What if we turned the sci-fi economics wiki into data?

alberto · July 29, 2025, 2:45pm

Many moons later, somehow, the stars aligned, and it came to pass that @yudhanjaya came to visit us in Brussels. It was really wonderful to finally meet in person! And, as a very welcome side effect of that encounter, we ended up revisiting my old project of turning our Sci-Fi Economics wiki into some kind of structured data.

This is supposed to be the age of Artificial Intelligence, and for once entity extraction is actually a good use case of modern-day Large Language Models. So, Yudha cooked up almost on the fly an entity extractor that reads reviews of science fiction books, extracts economic concepts from them and arranges it in a JSON file. The magic of entity extraction is farmed out to an appropriately prompted LLM; the entire thing is packaged into a Python script that calls the LLM’s APIs.

The main problem with all that is to get the granularity of the concepts right. For example, “economics” is not granular enough – it contains too much stuff that we want to resolve into more operational concepts. On the opposite side, “market mechanisms” is probably too granular, especially if “markets” is also present, since these two expressions have the same meaning in economics discourse. So I did some tweaking to the code and fed it the economic analysis of 25 sci-fi works (mostly novels) that had been posted on this forum over the years.

Click here to see the entire list of titles and their authors

2312, by Kim Stanley Robinson

A Half-Built Garden, by Ruthanna Emrys

Another Now, by Yanis Varoufakis

Autonomous, by Annalee Newitz

Distraction, by Bruce Sterling

Freedom TM, by Daniel Suarez

Gamechanger, by L. X. Beckett

Makers, by Cory Doctorow

MetaGame, by Sam Landstrom

New York 2140, by Kim Stanley Robinson

Numbercaste, by Yudhanjaya Wijeratne

Our Shared Storm: A Movel of Five Climate Futures, by Andrew Dana Hudson

Red Plenty, by Francis Spufford

Scholomance Trilogy, by Naomi Novik

Stealing Worlds, by Karl Schroeder

The Caryatids, by Bruce Sterling

The Culture Series, by Iain Banks

The Dispossessed, by Ursula Le Guin

The Lost Cause, by Cory Doctorow

The Ministry for the Future, by Kim Stanley Robinson

The Moon is a Harsh Mistress, by Robert A. Heinlein

The Terraformers, by Annalee Newitz

Utopia Five, by A. E. Currie

Walkaway, by Cory Doctorow

Webs of Varok, by Cary Neeper

I ended up with 140 economic concepts associated to the books; I then narrowed them down to 135, by merging some that were very close (for example Creative Destruction and Disruptive Innovation). Next, because everyone loves a graph, I used Tulip to induce a 2-mode network where books connect to economic concepts. Books are represented as green nodes, economic concepts as blue nodes.

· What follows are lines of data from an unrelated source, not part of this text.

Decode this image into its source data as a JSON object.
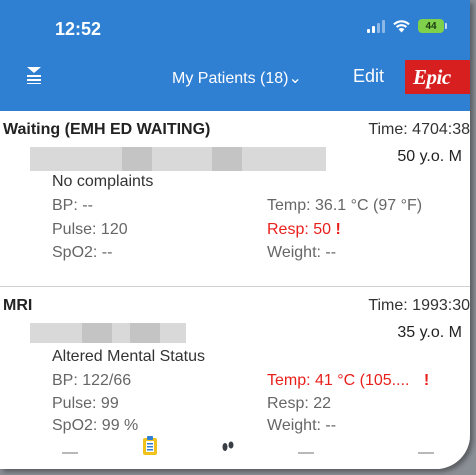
{
  "status_bar": {
    "time": "12:52",
    "battery": "44"
  },
  "nav": {
    "title": "My Patients (18)⌄",
    "edit": "Edit",
    "logo": "Epic"
  },
  "patients": [
    {
      "location": "Waiting (EMH ED WAITING)",
      "time": "Time: 4704:38",
      "age_sex": "50 y.o. M",
      "complaint": "No complaints",
      "bp": "BP: --",
      "pulse": "Pulse: 120",
      "spo2": "SpO2: --",
      "temp": "Temp: 36.1 °C (97 °F)",
      "resp": "Resp: 50",
      "resp_alert": "!",
      "weight": "Weight: --"
    },
    {
      "location": "MRI",
      "time": "Time: 1993:30",
      "age_sex": "35 y.o. M",
      "complaint": "Altered Mental Status",
      "bp": "BP: 122/66",
      "pulse": "Pulse: 99",
      "spo2": "SpO2: 99 %",
      "temp": "Temp: 41 °C (105....",
      "temp_alert": "!",
      "resp": "Resp: 22",
      "weight": "Weight: --"
    }
  ],
  "tabbar": {
    "icons": [
      "clipboard-icon",
      "footprints-icon"
    ]
  },
  "colors": {
    "header_blue": "#2f7fd3",
    "epic_red": "#d81f1f",
    "alert_red": "#e8201c",
    "battery_green": "#7fd04b"
  }
}
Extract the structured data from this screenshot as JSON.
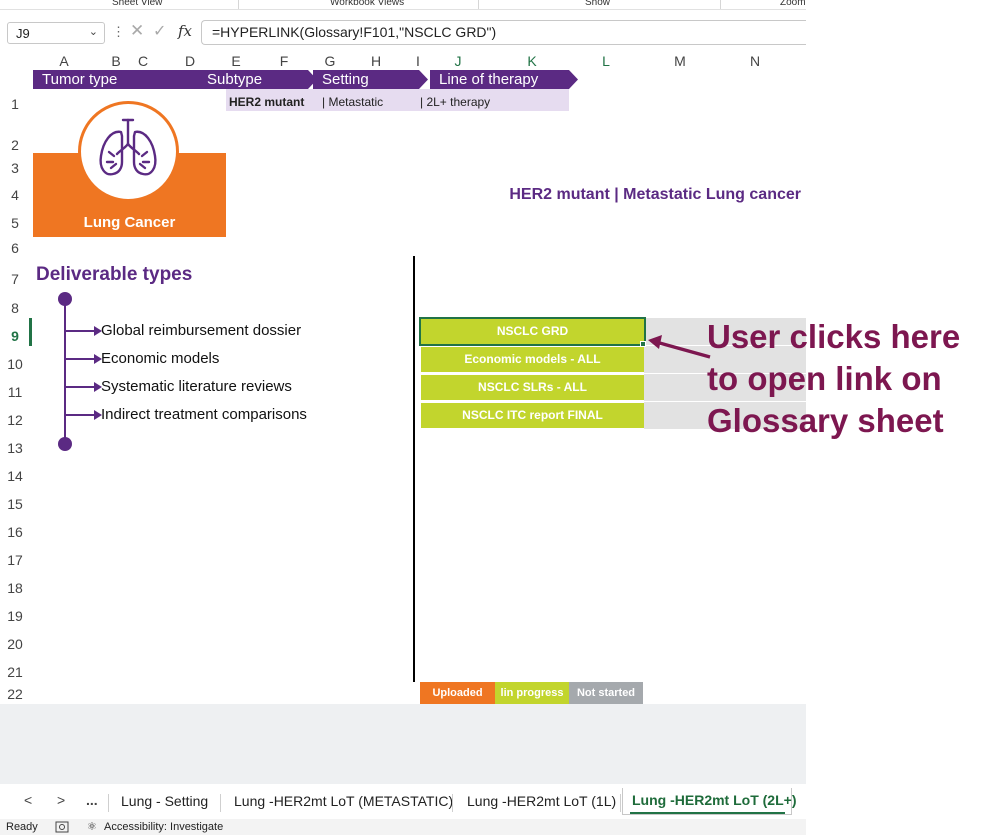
{
  "ribbon": {
    "labels": [
      "Sheet View",
      "Workbook Views",
      "Show",
      "Zoom"
    ]
  },
  "formula_bar": {
    "name_box": "J9",
    "formula": "=HYPERLINK(Glossary!F101,\"NSCLC GRD\")",
    "fx": "fx"
  },
  "grid": {
    "columns": [
      "A",
      "B",
      "C",
      "D",
      "E",
      "F",
      "G",
      "H",
      "I",
      "J",
      "K",
      "L",
      "M",
      "N"
    ],
    "rows": [
      "1",
      "2",
      "3",
      "4",
      "5",
      "6",
      "7",
      "8",
      "9",
      "10",
      "11",
      "12",
      "13",
      "14",
      "15",
      "16",
      "17",
      "18",
      "19",
      "20",
      "21",
      "22"
    ],
    "active_cell": "J9"
  },
  "breadcrumb": {
    "segments": [
      "Tumor type",
      "Subtype",
      "Setting",
      "Line of therapy"
    ],
    "values": {
      "subtype": "HER2 mutant",
      "setting": "| Metastatic",
      "line": "| 2L+ therapy"
    }
  },
  "logo": {
    "label": "Lung Cancer",
    "icon": "lungs-icon",
    "color": "#ef7622"
  },
  "title": "HER2 mutant | Metastatic Lung cancer",
  "deliverables": {
    "heading": "Deliverable types",
    "items": [
      "Global reimbursement dossier",
      "Economic models",
      "Systematic literature reviews",
      "Indirect treatment comparisons"
    ]
  },
  "status_buttons": [
    {
      "label": "NSCLC GRD",
      "selected": true
    },
    {
      "label": "Economic models - ALL"
    },
    {
      "label": "NSCLC SLRs - ALL"
    },
    {
      "label": "NSCLC ITC report FINAL"
    }
  ],
  "legend": [
    {
      "label": "Uploaded",
      "color": "#ef7622"
    },
    {
      "label": "lin progress",
      "color": "#c2d52d"
    },
    {
      "label": "Not started",
      "color": "#a5a9ad"
    }
  ],
  "sheet_tabs": {
    "nav": [
      "<",
      ">",
      "..."
    ],
    "tabs": [
      "Lung - Setting",
      "Lung -HER2mt LoT (METASTATIC)",
      "Lung -HER2mt LoT (1L)"
    ],
    "active": "Lung -HER2mt LoT (2L+)"
  },
  "status_bar": {
    "ready": "Ready",
    "accessibility": "Accessibility: Investigate"
  },
  "annotation": {
    "text": "User clicks here to open link on Glossary sheet",
    "color": "#7d1750"
  },
  "colors": {
    "purple": "#5b2a83",
    "green_btn": "#c2d52d",
    "excel_green": "#217346"
  }
}
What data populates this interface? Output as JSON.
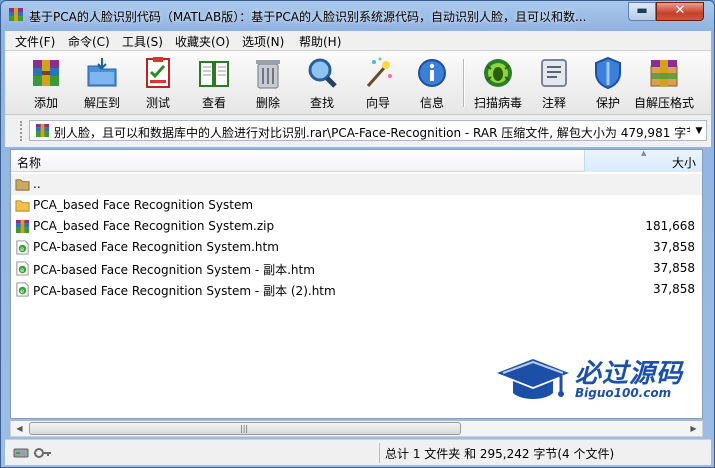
{
  "window": {
    "title": "基于PCA的人脸识别代码（MATLAB版）：基于PCA的人脸识别系统源代码，自动识别人脸，且可以和数...",
    "min_glyph": "▬",
    "close_glyph": "✕"
  },
  "menu": [
    {
      "label": "文件(F)"
    },
    {
      "label": "命令(C)"
    },
    {
      "label": "工具(S)"
    },
    {
      "label": "收藏夹(O)"
    },
    {
      "label": "选项(N)"
    },
    {
      "label": "帮助(H)"
    }
  ],
  "toolbar": [
    {
      "label": "添加",
      "icon": "add-archive-icon"
    },
    {
      "label": "解压到",
      "icon": "extract-to-icon"
    },
    {
      "label": "测试",
      "icon": "test-icon"
    },
    {
      "label": "查看",
      "icon": "view-book-icon"
    },
    {
      "label": "删除",
      "icon": "trash-icon"
    },
    {
      "label": "查找",
      "icon": "search-icon"
    },
    {
      "label": "向导",
      "icon": "wizard-wand-icon"
    },
    {
      "label": "信息",
      "icon": "info-icon"
    },
    {
      "label": "扫描病毒",
      "icon": "virus-scan-icon"
    },
    {
      "label": "注释",
      "icon": "comment-icon"
    },
    {
      "label": "保护",
      "icon": "shield-icon"
    },
    {
      "label": "自解压格式",
      "icon": "sfx-box-icon"
    }
  ],
  "address": {
    "path": "别人脸，且可以和数据库中的人脸进行对比识别.rar\\PCA-Face-Recognition - RAR 压缩文件, 解包大小为 479,981 字节"
  },
  "columns": {
    "name": "名称",
    "size": "大小"
  },
  "files": [
    {
      "name": "..",
      "size": "",
      "icon": "parent-folder-icon"
    },
    {
      "name": "PCA_based Face Recognition System",
      "size": "",
      "icon": "folder-icon"
    },
    {
      "name": "PCA_based Face Recognition System.zip",
      "size": "181,668",
      "icon": "rar-archive-icon"
    },
    {
      "name": "PCA-based Face Recognition System.htm",
      "size": "37,858",
      "icon": "html-file-icon"
    },
    {
      "name": "PCA-based Face Recognition System - 副本.htm",
      "size": "37,858",
      "icon": "html-file-icon"
    },
    {
      "name": "PCA-based Face Recognition System - 副本 (2).htm",
      "size": "37,858",
      "icon": "html-file-icon"
    }
  ],
  "status": {
    "text": "总计 1 文件夹 和 295,242 字节(4 个文件)"
  },
  "watermark": {
    "title": "必过源码",
    "subtitle": "Biguo100.com"
  },
  "colors": {
    "accent": "#1b4fa8",
    "window_frame": "#8fb3e0"
  }
}
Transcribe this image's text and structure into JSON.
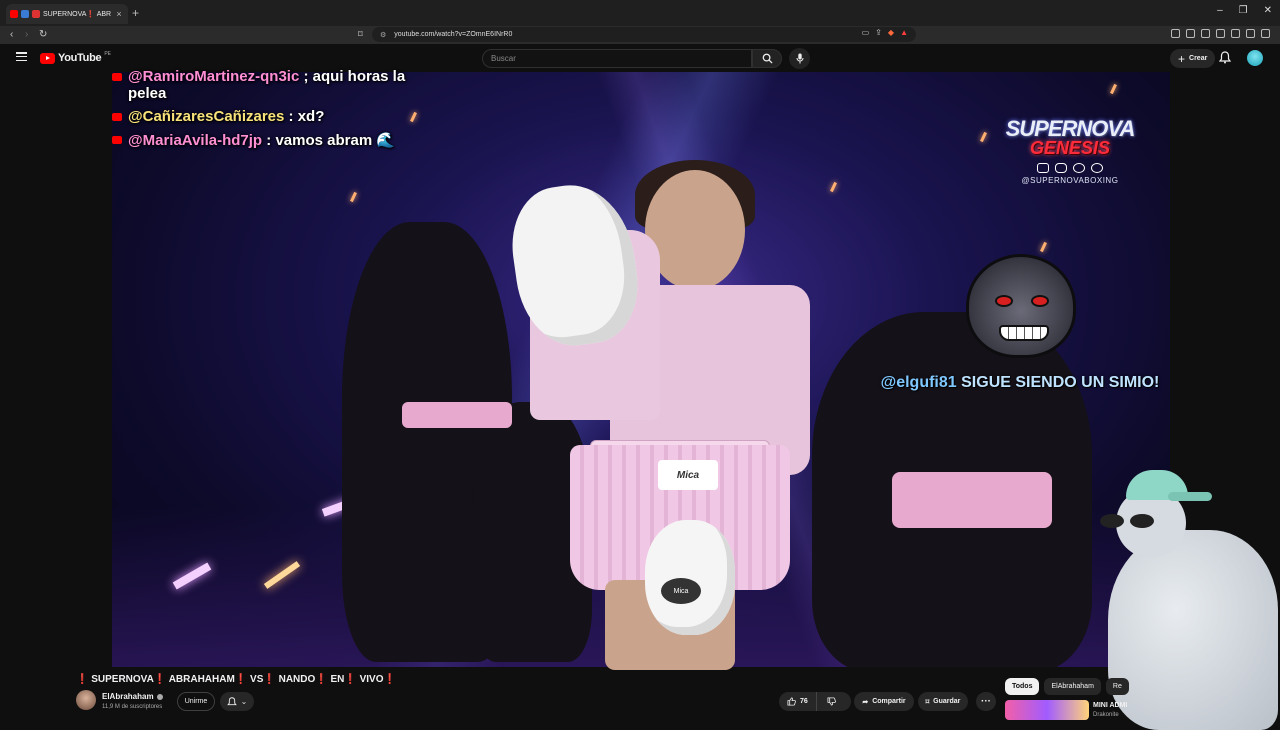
{
  "browser": {
    "tab_title": "SUPERNOVA❗ ABRAHAHAM❗",
    "url": "youtube.com/watch?v=ZOmnE6INrR0",
    "new_tab_symbol": "+",
    "tab_close_symbol": "×"
  },
  "header": {
    "logo_text": "YouTube",
    "logo_country": "PE",
    "search_placeholder": "Buscar",
    "create_label": "Crear"
  },
  "overlay": {
    "chat": [
      {
        "user": "@RamiroMartinez-qn3ic",
        "msg": " ; aqui horas la pelea"
      },
      {
        "user": "@CañizaresCañizares",
        "msg": " : xd?"
      },
      {
        "user": "@MariaAvila-hd7jp",
        "msg": " : vamos abram 🌊"
      }
    ],
    "event_logo_line1": "SUPERNOVA",
    "event_logo_line2": "GENESIS",
    "event_handle": "@SUPERNOVABOXING",
    "skirt_text": "Mica",
    "glove_text": "Mica",
    "donation_name": "@elgufi81",
    "donation_message": "SIGUE SIENDO UN SIMIO!"
  },
  "video": {
    "title": "❗ SUPERNOVA❗ ABRAHAHAM❗ VS❗ NANDO❗ EN❗ VIVO❗",
    "channel_name": "ElAbrahaham",
    "subscribers": "11,9 M de suscriptores",
    "join_label": "Unirme",
    "likes": "76",
    "share_label": "Compartir",
    "save_label": "Guardar",
    "more_label": "···"
  },
  "sidebar": {
    "chips": [
      "Todos",
      "ElAbrahaham",
      "Re"
    ],
    "rec_title": "MINI ADMI",
    "rec_channel": "Drakonite"
  }
}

Since some economic concepts feature in more than one book, the network is a small world network, where most of the nodes are connected to one another.

What does this tell us? As a macro property, not much. The fictional economies in 22 of my 25 books appear to share some features, with only three of them forming "islands of concepts to the north of the graph. The action – if there is any to be had – is going to be local, with economic institutions and concepts gluing together pieces of work from different authors describing different worlds. Community detection analysis might reveal “families” of economic concepts that are not obvious to scholars – a contribution of sci-fi authors as a group to economic analysis. Another approach would be to extract not generic “economic concepts”, but some more homogenous – hence tractable – aggregate: for example, economic policies (like Job Guarantee), or indicators (like Social credit scoring).

There is also something to be said for looking at methods for extraction other than LLMs – for example ethnographic coding. There are some puzzling phenomena in the data: why did the bot extract Social credit scoring from Karl Schroeder’s Stealing Worlds and Sam Langstrom’s Metagame, but not from Yudha’s own Numbercaste? Yes, Yudha frames his number more in terms of reputation, but it is a score, and it maps to social credit, and it is the entire point of the novel. I could redo the coding manually, or just edit that done by the bot – in this case I could merge Social credit scoring with Algorithmic reputation system – this would connect Numbercaste and the economic concepts therein to the graph’s giant component.

Anyway, this is obviously a sort of “hello world”, rather than a piece of research. Grateful for ideas on how to improve it, especially from @zazizoma, @petussing, @yudhanjaya, @Nica… The Gihub repo is here, including graphs and input files.